Russell Marcus, the Christian A. Johnson Excellence in Teaching Professor of Philosophy, recently presented a workshop on “Writing Instruction in the Age of AI” to an interdisciplinary group of curriculum developers involved with primary, middle school, and diploma (high school) programs at the International Baccalaureate Organization in The Hague, the Netherlands.
“The appearance of the current generation of AIs calls into question the kinds of writing instruction that many of us have developed and used, and raises myriad questions about how we should change our teaching,” Marcus says.
From ensuring that students do not use artificial intelligence illicitly, to using it for new kinds of writing, the workshop covered the kind of writing instruction students need now, and will need as AI continues to evolve and improve.
His presentation covered questions about the connection between learning to write and learning to think, conclusions that can be drawn for writing instruction, and how to communicate the value of writing instruction to students.

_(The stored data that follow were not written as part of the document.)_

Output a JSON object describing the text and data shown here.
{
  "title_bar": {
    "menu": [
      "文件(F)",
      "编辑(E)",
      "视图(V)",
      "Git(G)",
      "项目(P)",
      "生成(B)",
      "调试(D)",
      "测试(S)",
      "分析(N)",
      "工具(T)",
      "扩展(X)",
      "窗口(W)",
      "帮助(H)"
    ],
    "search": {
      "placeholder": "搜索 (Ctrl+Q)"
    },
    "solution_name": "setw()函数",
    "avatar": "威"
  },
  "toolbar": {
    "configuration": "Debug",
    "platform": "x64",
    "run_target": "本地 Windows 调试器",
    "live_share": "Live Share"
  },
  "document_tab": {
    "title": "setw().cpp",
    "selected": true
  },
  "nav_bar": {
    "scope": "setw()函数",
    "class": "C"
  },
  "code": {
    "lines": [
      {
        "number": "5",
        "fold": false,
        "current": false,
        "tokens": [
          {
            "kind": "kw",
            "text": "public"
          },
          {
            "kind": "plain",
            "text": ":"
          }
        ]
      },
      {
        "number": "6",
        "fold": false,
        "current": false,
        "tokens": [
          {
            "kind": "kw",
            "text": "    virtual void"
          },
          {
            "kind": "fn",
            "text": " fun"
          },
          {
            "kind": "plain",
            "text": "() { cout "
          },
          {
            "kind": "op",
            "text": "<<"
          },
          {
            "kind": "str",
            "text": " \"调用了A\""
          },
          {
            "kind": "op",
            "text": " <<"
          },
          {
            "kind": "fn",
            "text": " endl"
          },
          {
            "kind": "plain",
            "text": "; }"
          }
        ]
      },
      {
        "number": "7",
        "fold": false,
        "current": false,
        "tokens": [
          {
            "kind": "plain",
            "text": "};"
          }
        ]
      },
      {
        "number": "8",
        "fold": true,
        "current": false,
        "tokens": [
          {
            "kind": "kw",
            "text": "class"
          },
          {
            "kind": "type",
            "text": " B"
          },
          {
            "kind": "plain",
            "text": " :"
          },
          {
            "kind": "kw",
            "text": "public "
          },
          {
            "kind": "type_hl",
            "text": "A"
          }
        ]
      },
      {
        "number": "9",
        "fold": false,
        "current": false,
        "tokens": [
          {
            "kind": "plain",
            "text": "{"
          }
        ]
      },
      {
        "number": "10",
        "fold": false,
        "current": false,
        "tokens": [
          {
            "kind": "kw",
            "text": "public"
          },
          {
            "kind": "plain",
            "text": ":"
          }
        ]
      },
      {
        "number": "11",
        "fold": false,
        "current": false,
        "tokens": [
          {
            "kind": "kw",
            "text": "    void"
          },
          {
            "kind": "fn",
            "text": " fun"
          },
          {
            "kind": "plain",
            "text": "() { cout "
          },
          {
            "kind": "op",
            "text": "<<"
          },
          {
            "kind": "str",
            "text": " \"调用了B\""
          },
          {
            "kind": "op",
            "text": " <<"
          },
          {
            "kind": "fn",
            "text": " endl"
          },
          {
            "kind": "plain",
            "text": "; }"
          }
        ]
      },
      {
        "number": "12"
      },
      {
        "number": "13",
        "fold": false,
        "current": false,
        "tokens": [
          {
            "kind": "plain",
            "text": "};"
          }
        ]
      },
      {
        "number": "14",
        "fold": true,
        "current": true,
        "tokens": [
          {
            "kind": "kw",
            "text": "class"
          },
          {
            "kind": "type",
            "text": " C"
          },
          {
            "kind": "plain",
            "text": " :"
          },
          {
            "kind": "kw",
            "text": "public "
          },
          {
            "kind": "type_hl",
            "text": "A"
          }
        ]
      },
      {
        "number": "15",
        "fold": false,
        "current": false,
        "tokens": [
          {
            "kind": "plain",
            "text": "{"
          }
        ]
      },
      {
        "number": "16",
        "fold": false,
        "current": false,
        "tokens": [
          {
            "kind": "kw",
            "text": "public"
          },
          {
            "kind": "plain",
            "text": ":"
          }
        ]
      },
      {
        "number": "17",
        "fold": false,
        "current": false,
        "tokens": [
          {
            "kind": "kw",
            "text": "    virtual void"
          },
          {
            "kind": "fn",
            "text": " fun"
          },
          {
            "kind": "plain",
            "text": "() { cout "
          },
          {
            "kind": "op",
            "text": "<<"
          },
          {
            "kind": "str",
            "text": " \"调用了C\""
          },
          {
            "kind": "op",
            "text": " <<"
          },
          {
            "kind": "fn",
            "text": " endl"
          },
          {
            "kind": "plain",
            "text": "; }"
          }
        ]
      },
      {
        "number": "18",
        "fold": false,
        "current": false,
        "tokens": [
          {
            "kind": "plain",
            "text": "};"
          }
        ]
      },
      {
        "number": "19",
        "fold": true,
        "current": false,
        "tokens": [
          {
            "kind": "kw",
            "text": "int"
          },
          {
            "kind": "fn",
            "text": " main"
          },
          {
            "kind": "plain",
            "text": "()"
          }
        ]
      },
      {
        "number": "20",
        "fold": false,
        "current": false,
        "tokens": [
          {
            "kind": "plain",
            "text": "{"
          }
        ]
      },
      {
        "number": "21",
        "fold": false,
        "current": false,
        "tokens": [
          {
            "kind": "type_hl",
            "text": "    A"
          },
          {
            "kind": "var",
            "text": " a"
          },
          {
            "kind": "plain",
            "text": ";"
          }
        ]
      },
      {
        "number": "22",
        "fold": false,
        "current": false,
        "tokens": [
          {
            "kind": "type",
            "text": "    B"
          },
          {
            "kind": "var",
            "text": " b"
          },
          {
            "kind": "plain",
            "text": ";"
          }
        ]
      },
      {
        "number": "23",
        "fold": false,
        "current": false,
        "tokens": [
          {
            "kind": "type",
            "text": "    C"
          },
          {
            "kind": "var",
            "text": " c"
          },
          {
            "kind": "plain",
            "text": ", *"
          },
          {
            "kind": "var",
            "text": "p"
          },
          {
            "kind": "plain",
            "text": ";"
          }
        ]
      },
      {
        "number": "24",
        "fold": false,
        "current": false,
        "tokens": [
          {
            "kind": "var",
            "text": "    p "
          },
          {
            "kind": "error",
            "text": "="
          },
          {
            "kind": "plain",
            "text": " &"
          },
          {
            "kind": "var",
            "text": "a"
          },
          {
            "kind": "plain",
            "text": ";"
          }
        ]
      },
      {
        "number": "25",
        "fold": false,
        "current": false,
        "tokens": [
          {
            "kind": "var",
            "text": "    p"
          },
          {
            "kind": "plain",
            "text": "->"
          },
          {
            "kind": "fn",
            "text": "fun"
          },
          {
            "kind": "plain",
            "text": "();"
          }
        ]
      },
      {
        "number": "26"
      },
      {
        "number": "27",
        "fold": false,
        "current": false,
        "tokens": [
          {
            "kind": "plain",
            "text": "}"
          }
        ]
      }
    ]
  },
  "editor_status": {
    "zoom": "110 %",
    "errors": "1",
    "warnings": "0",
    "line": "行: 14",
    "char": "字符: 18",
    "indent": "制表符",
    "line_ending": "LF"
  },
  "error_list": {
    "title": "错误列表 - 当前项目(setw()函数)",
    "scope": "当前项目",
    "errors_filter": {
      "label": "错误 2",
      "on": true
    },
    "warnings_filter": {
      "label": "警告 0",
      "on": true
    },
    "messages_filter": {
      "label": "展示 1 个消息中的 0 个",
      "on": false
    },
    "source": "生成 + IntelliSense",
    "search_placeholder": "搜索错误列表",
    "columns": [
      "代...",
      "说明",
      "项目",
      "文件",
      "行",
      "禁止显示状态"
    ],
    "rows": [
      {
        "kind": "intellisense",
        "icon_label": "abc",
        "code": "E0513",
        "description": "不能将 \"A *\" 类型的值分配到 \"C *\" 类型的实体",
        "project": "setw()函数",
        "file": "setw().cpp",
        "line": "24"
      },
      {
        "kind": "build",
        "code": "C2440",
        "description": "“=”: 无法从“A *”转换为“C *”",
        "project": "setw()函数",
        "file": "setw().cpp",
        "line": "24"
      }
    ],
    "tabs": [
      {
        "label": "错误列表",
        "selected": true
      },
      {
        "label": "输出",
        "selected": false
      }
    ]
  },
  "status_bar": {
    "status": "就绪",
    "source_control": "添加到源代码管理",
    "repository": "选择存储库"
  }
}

Marcus tried to answer those questions by looking differently at
• How AI can help with reading, which has the potential to improve learning;
• How AI can legitimately help produce writing in what he calls the “write-to-teach” mode; and
• How AI utterly undermines student and faculty goals when used in what he calls the “write-to-learn” mode.
Though artificial intelligence can write for us, it cannot think for us, he says.